A. Baselines and Datasets
We compare PNetGPT-encoder, PNetGPT-dncoder and PNetGPT-en&decoder with T5 [20]. We use the large-scale proprietary protocol network traffic dataset presented in this paper. The 700,000 pieces of data are divided into thirds, of which 500,000 are used for pre-training, 100,000 for fine-tuning, and 100,000 for evaluating the model.
B. Evaluation Metrics
We select METEOR [21], BLEU [22], and ROUGE [23], three common evaluation metrics used in NLP to measure the quality of generation. BLEU measures the accuracy of the output by comparing the overlap between the generated output and the reference. As shown in Equation 1, lenref is the length of the reference, lenMT is the length of the output, Numclip(n-gram) is the number of n-grams in the output, Numref(n-gram) is the number of n-grams in the reference, and N is the maximum length of the n-gram.
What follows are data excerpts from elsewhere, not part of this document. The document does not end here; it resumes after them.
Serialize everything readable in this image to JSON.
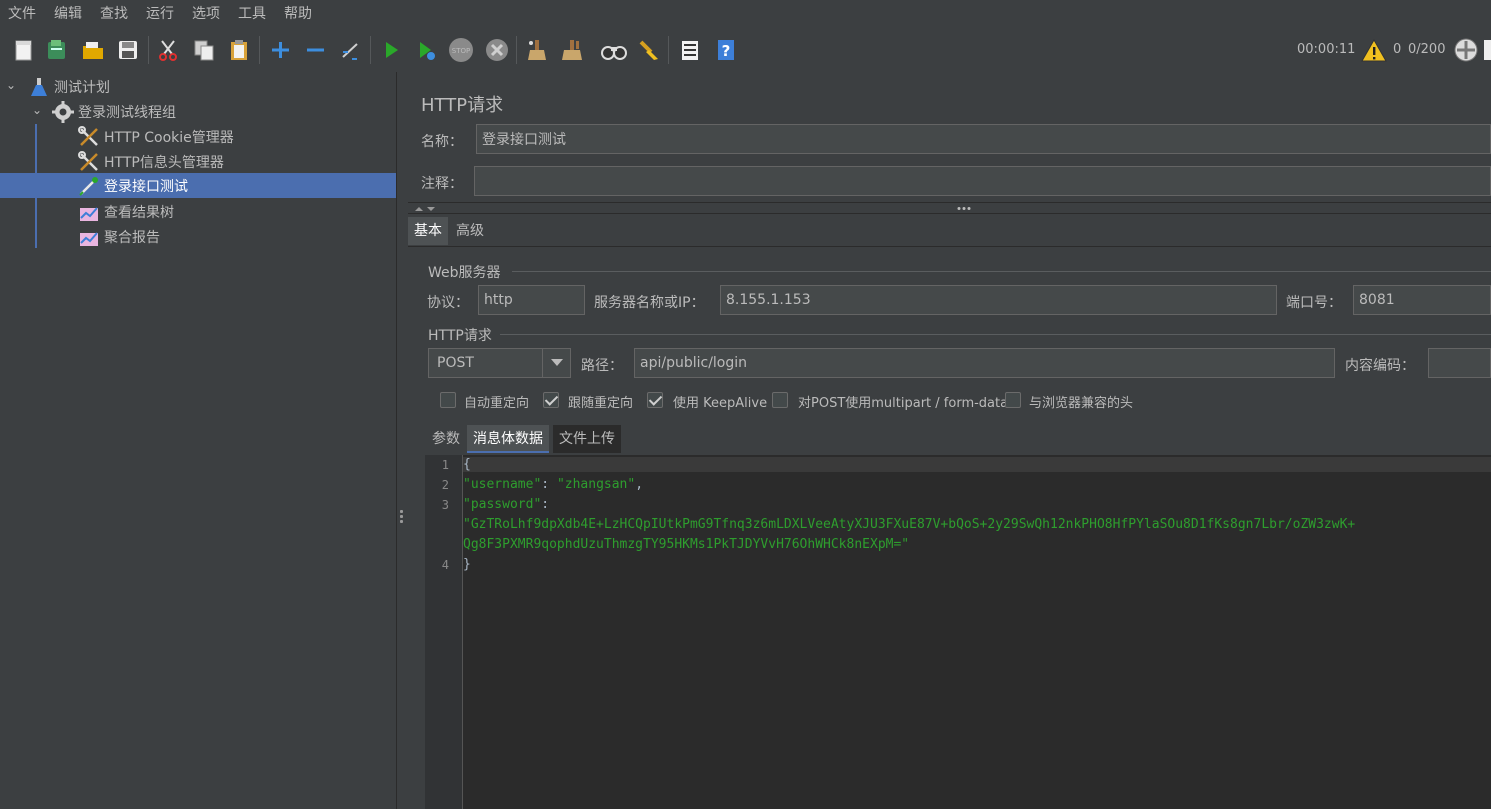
{
  "menu": [
    "文件",
    "编辑",
    "查找",
    "运行",
    "选项",
    "工具",
    "帮助"
  ],
  "toolbar": {
    "icons": [
      "new-icon",
      "templates-icon",
      "open-icon",
      "save-icon",
      "cut-icon",
      "copy-icon",
      "paste-icon",
      "expand-icon",
      "collapse-icon",
      "toggle-icon",
      "start-icon",
      "start-no-pause-icon",
      "stop-icon",
      "shutdown-icon",
      "clear-icon",
      "clear-all-icon",
      "search-icon",
      "reset-search-icon",
      "function-helper-icon",
      "help-icon"
    ],
    "timer": "00:00:11",
    "warnings": "0",
    "threads": "0/200"
  },
  "tree": {
    "items": [
      {
        "label": "测试计划",
        "icon": "test-plan-flask-icon"
      },
      {
        "label": "登录测试线程组",
        "icon": "thread-group-gear-icon"
      },
      {
        "label": "HTTP Cookie管理器",
        "icon": "config-wrench-icon"
      },
      {
        "label": "HTTP信息头管理器",
        "icon": "config-wrench-icon"
      },
      {
        "label": "登录接口测试",
        "icon": "sampler-pipette-icon"
      },
      {
        "label": "查看结果树",
        "icon": "listener-chart-icon"
      },
      {
        "label": "聚合报告",
        "icon": "listener-chart-icon"
      }
    ],
    "selected_index": 4
  },
  "panel": {
    "title": "HTTP请求",
    "name_label": "名称：",
    "name_value": "登录接口测试",
    "comment_label": "注释：",
    "comment_value": "",
    "tabs": [
      "基本",
      "高级"
    ],
    "web_server_title": "Web服务器",
    "protocol_label": "协议：",
    "protocol_value": "http",
    "server_label": "服务器名称或IP：",
    "server_value": "8.155.1.153",
    "port_label": "端口号：",
    "port_value": "8081",
    "http_request_title": "HTTP请求",
    "method_value": "POST",
    "path_label": "路径：",
    "path_value": "api/public/login",
    "encoding_label": "内容编码：",
    "encoding_value": "",
    "checkboxes": [
      {
        "label": "自动重定向",
        "checked": false
      },
      {
        "label": "跟随重定向",
        "checked": true
      },
      {
        "label": "使用 KeepAlive",
        "checked": true
      },
      {
        "label": "对POST使用multipart / form-data",
        "checked": false
      },
      {
        "label": "与浏览器兼容的头",
        "checked": false
      }
    ],
    "body_tabs": [
      "参数",
      "消息体数据",
      "文件上传"
    ],
    "body_tab_active": 1
  },
  "editor": {
    "line_numbers": [
      "1",
      "2",
      "3",
      "4"
    ],
    "line1": "{",
    "line2_key": "\"username\"",
    "line2_sep": ": ",
    "line2_val": "\"zhangsan\"",
    "line2_end": ",",
    "line3_key": "\"password\"",
    "line3_sep": ":",
    "line3_val_a": "\"GzTRoLhf9dpXdb4E+LzHCQpIUtkPmG9Tfnq3z6mLDXLVeeAtyXJU3FXuE87V+bQoS+2y29SwQh12nkPHO8HfPYlaSOu8D1fKs8gn7Lbr/oZW3zwK+",
    "line3_val_b": "Qg8F3PXMR9qophdUzuThmzgTY95HKMs1PkTJDYVvH76OhWHCk8nEXpM=\"",
    "line4": "}"
  }
}
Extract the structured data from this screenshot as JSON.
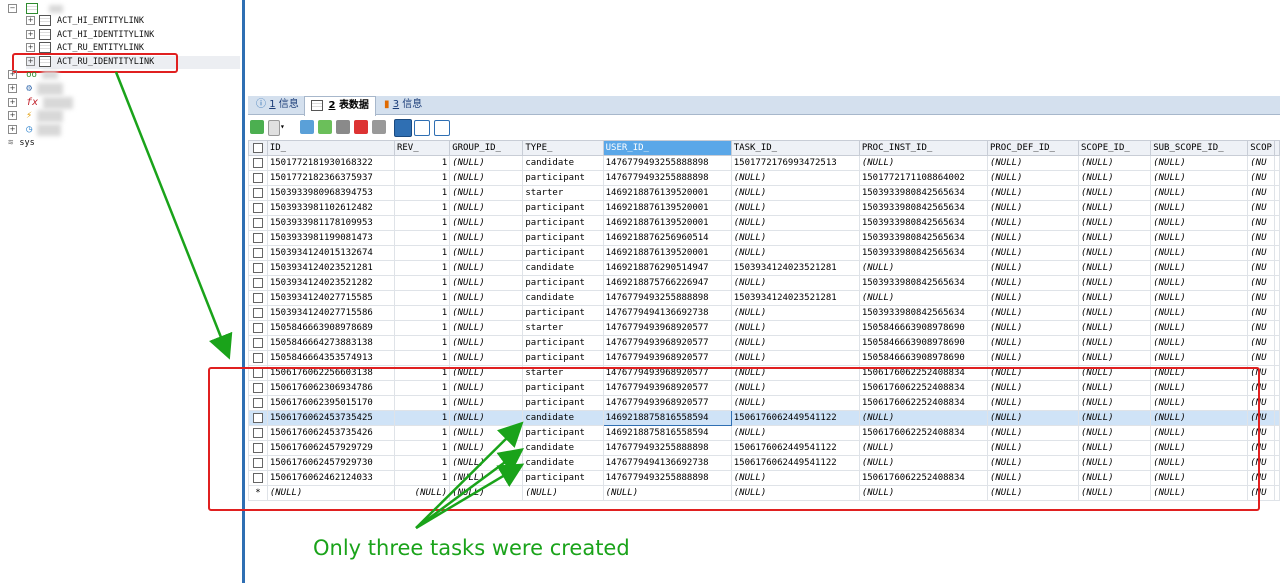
{
  "sidebar": {
    "tables": [
      "ACT_HI_ENTITYLINK",
      "ACT_HI_IDENTITYLINK",
      "ACT_RU_ENTITYLINK",
      "ACT_RU_IDENTITYLINK"
    ],
    "db_label": "sys"
  },
  "tabs": [
    {
      "num": "1",
      "label": "信息"
    },
    {
      "num": "2",
      "label": "表数据"
    },
    {
      "num": "3",
      "label": "信息"
    }
  ],
  "columns": [
    "ID_",
    "REV_",
    "GROUP_ID_",
    "TYPE_",
    "USER_ID_",
    "TASK_ID_",
    "PROC_INST_ID_",
    "PROC_DEF_ID_",
    "SCOPE_ID_",
    "SUB_SCOPE_ID_",
    "SCOP"
  ],
  "rows": [
    [
      "1501772181930168322",
      "1",
      "(NULL)",
      "candidate",
      "1476779493255888898",
      "1501772176993472513",
      "(NULL)",
      "(NULL)",
      "(NULL)",
      "(NULL)",
      "(NU"
    ],
    [
      "1501772182366375937",
      "1",
      "(NULL)",
      "participant",
      "1476779493255888898",
      "(NULL)",
      "1501772171108864002",
      "(NULL)",
      "(NULL)",
      "(NULL)",
      "(NU"
    ],
    [
      "1503933980968394753",
      "1",
      "(NULL)",
      "starter",
      "1469218876139520001",
      "(NULL)",
      "1503933980842565634",
      "(NULL)",
      "(NULL)",
      "(NULL)",
      "(NU"
    ],
    [
      "1503933981102612482",
      "1",
      "(NULL)",
      "participant",
      "1469218876139520001",
      "(NULL)",
      "1503933980842565634",
      "(NULL)",
      "(NULL)",
      "(NULL)",
      "(NU"
    ],
    [
      "1503933981178109953",
      "1",
      "(NULL)",
      "participant",
      "1469218876139520001",
      "(NULL)",
      "1503933980842565634",
      "(NULL)",
      "(NULL)",
      "(NULL)",
      "(NU"
    ],
    [
      "1503933981199081473",
      "1",
      "(NULL)",
      "participant",
      "1469218876256960514",
      "(NULL)",
      "1503933980842565634",
      "(NULL)",
      "(NULL)",
      "(NULL)",
      "(NU"
    ],
    [
      "1503934124015132674",
      "1",
      "(NULL)",
      "participant",
      "1469218876139520001",
      "(NULL)",
      "1503933980842565634",
      "(NULL)",
      "(NULL)",
      "(NULL)",
      "(NU"
    ],
    [
      "1503934124023521281",
      "1",
      "(NULL)",
      "candidate",
      "1469218876290514947",
      "1503934124023521281",
      "(NULL)",
      "(NULL)",
      "(NULL)",
      "(NULL)",
      "(NU"
    ],
    [
      "1503934124023521282",
      "1",
      "(NULL)",
      "participant",
      "1469218875766226947",
      "(NULL)",
      "1503933980842565634",
      "(NULL)",
      "(NULL)",
      "(NULL)",
      "(NU"
    ],
    [
      "1503934124027715585",
      "1",
      "(NULL)",
      "candidate",
      "1476779493255888898",
      "1503934124023521281",
      "(NULL)",
      "(NULL)",
      "(NULL)",
      "(NULL)",
      "(NU"
    ],
    [
      "1503934124027715586",
      "1",
      "(NULL)",
      "participant",
      "1476779494136692738",
      "(NULL)",
      "1503933980842565634",
      "(NULL)",
      "(NULL)",
      "(NULL)",
      "(NU"
    ],
    [
      "1505846663908978689",
      "1",
      "(NULL)",
      "starter",
      "1476779493968920577",
      "(NULL)",
      "1505846663908978690",
      "(NULL)",
      "(NULL)",
      "(NULL)",
      "(NU"
    ],
    [
      "1505846664273883138",
      "1",
      "(NULL)",
      "participant",
      "1476779493968920577",
      "(NULL)",
      "1505846663908978690",
      "(NULL)",
      "(NULL)",
      "(NULL)",
      "(NU"
    ],
    [
      "1505846664353574913",
      "1",
      "(NULL)",
      "participant",
      "1476779493968920577",
      "(NULL)",
      "1505846663908978690",
      "(NULL)",
      "(NULL)",
      "(NULL)",
      "(NU"
    ],
    [
      "1506176062256603138",
      "1",
      "(NULL)",
      "starter",
      "1476779493968920577",
      "(NULL)",
      "1506176062252408834",
      "(NULL)",
      "(NULL)",
      "(NULL)",
      "(NU"
    ],
    [
      "1506176062306934786",
      "1",
      "(NULL)",
      "participant",
      "1476779493968920577",
      "(NULL)",
      "1506176062252408834",
      "(NULL)",
      "(NULL)",
      "(NULL)",
      "(NU"
    ],
    [
      "1506176062395015170",
      "1",
      "(NULL)",
      "participant",
      "1476779493968920577",
      "(NULL)",
      "1506176062252408834",
      "(NULL)",
      "(NULL)",
      "(NULL)",
      "(NU"
    ],
    [
      "1506176062453735425",
      "1",
      "(NULL)",
      "candidate",
      "1469218875816558594",
      "1506176062449541122",
      "(NULL)",
      "(NULL)",
      "(NULL)",
      "(NULL)",
      "(NU"
    ],
    [
      "1506176062453735426",
      "1",
      "(NULL)",
      "participant",
      "1469218875816558594",
      "(NULL)",
      "1506176062252408834",
      "(NULL)",
      "(NULL)",
      "(NULL)",
      "(NU"
    ],
    [
      "1506176062457929729",
      "1",
      "(NULL)",
      "candidate",
      "1476779493255888898",
      "1506176062449541122",
      "(NULL)",
      "(NULL)",
      "(NULL)",
      "(NULL)",
      "(NU"
    ],
    [
      "1506176062457929730",
      "1",
      "(NULL)",
      "candidate",
      "1476779494136692738",
      "1506176062449541122",
      "(NULL)",
      "(NULL)",
      "(NULL)",
      "(NULL)",
      "(NU"
    ],
    [
      "1506176062462124033",
      "1",
      "(NULL)",
      "participant",
      "1476779493255888898",
      "(NULL)",
      "1506176062252408834",
      "(NULL)",
      "(NULL)",
      "(NULL)",
      "(NU"
    ]
  ],
  "new_row": [
    "(NULL)",
    "(NULL)",
    "(NULL)",
    "(NULL)",
    "(NULL)",
    "(NULL)",
    "(NULL)",
    "(NULL)",
    "(NULL)",
    "(NULL)",
    "(NU"
  ],
  "new_row_marker": "*",
  "selected_row_index": 17,
  "annotation": "Only three tasks were created",
  "colors": {
    "highlight_red": "#e02020",
    "arrow_green": "#1aa31a",
    "selection_blue": "#cfe3f7",
    "header_selected": "#5aa7e8"
  }
}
\begin{equation*}\operatorname{BLEU} = \exp \left( {\min \left( {0,1 - \frac{{{{\operatorname{len} }_{{\text{ref }}}}}}{{{{\operatorname{len} }_{{\text{MT}}}}}}} \right)} \right)\prod\limits_{n = 1}^N {{{\left( {\frac{{{{\operatorname{Num} }_{{\text{clip }}}}(n{\text{ - gram}})}}{{{{\operatorname{Num} }_{{\text{ref }}}}(n{\text{ - gram}})}}} \right)}^{\frac{1}{N}}}} \tag{1}\end{equation*}
ROUGE primarily emphasizes recall, assessing how effectively the n-grams in the reference are captured. METEOR integrates precision, recall, and fluency while also considering the sequence of words.
C. Effectiveness of PNetGPT
We evaluated the different classes of EzSocket functions separately. As show in Table III, ‘POS, SYS,…, ATC’ are EzSocket function classes, one-to-one corresponding to Table I. ‘ALL’ represents the overall evaluation of the model. We compare the performance of PNetGPT with T5 (baseline). we evaluate their performance on proprietary protocol network traffic generation tasks using three metrics: meteor, bleu, and rouge. We fine-tuned the T5-base model on huggingface [24] on the proprietary protocol dataset, using conventional tokenisation methods. Evaluation results demonstrate the terrible performance of T5 on the proprietary protocol traffic generation task. This demonstrates that conventional tokenisation methods are not effective in preserving semantic information when dealing with real numbers and binary data. We used the new tokenisation method proposed in this paper to process the dataset to pre-train PNetGPT. The results show that the performance of PNetGPT far exceeds that of T5. This demonstrates that the tokenisation method proposed in this paper is able to preserve the complete semantic information of real numbers and binary data. The best model is PNnetGPT-en&decoder, because the proprietary protocol network traffic generation task is essentially a sequence to sequence task. Evaluations of different classes of EzSocket functions demonstrate that the performance of PNetGPT is stable on heterogeneous unknown formats.
Conclusion
We present a novel tokenisation method and pre-trained model, PNetGPT, for generating proprietary protocol network traffic. We present the first real-world dataset of proprietary protocol network traffic. Through a series of comprehensive benchmarks, we demonstrate that our model achieves state-of-the-art generation quality. This quality is validated for the specific domain of Proprietary Protocol Traffic Generation. PNetGPT achieves superior understanding of real number and binary data. The scalability of our model for rapid application to the task of analyzing proprietary protocols is a significant advance.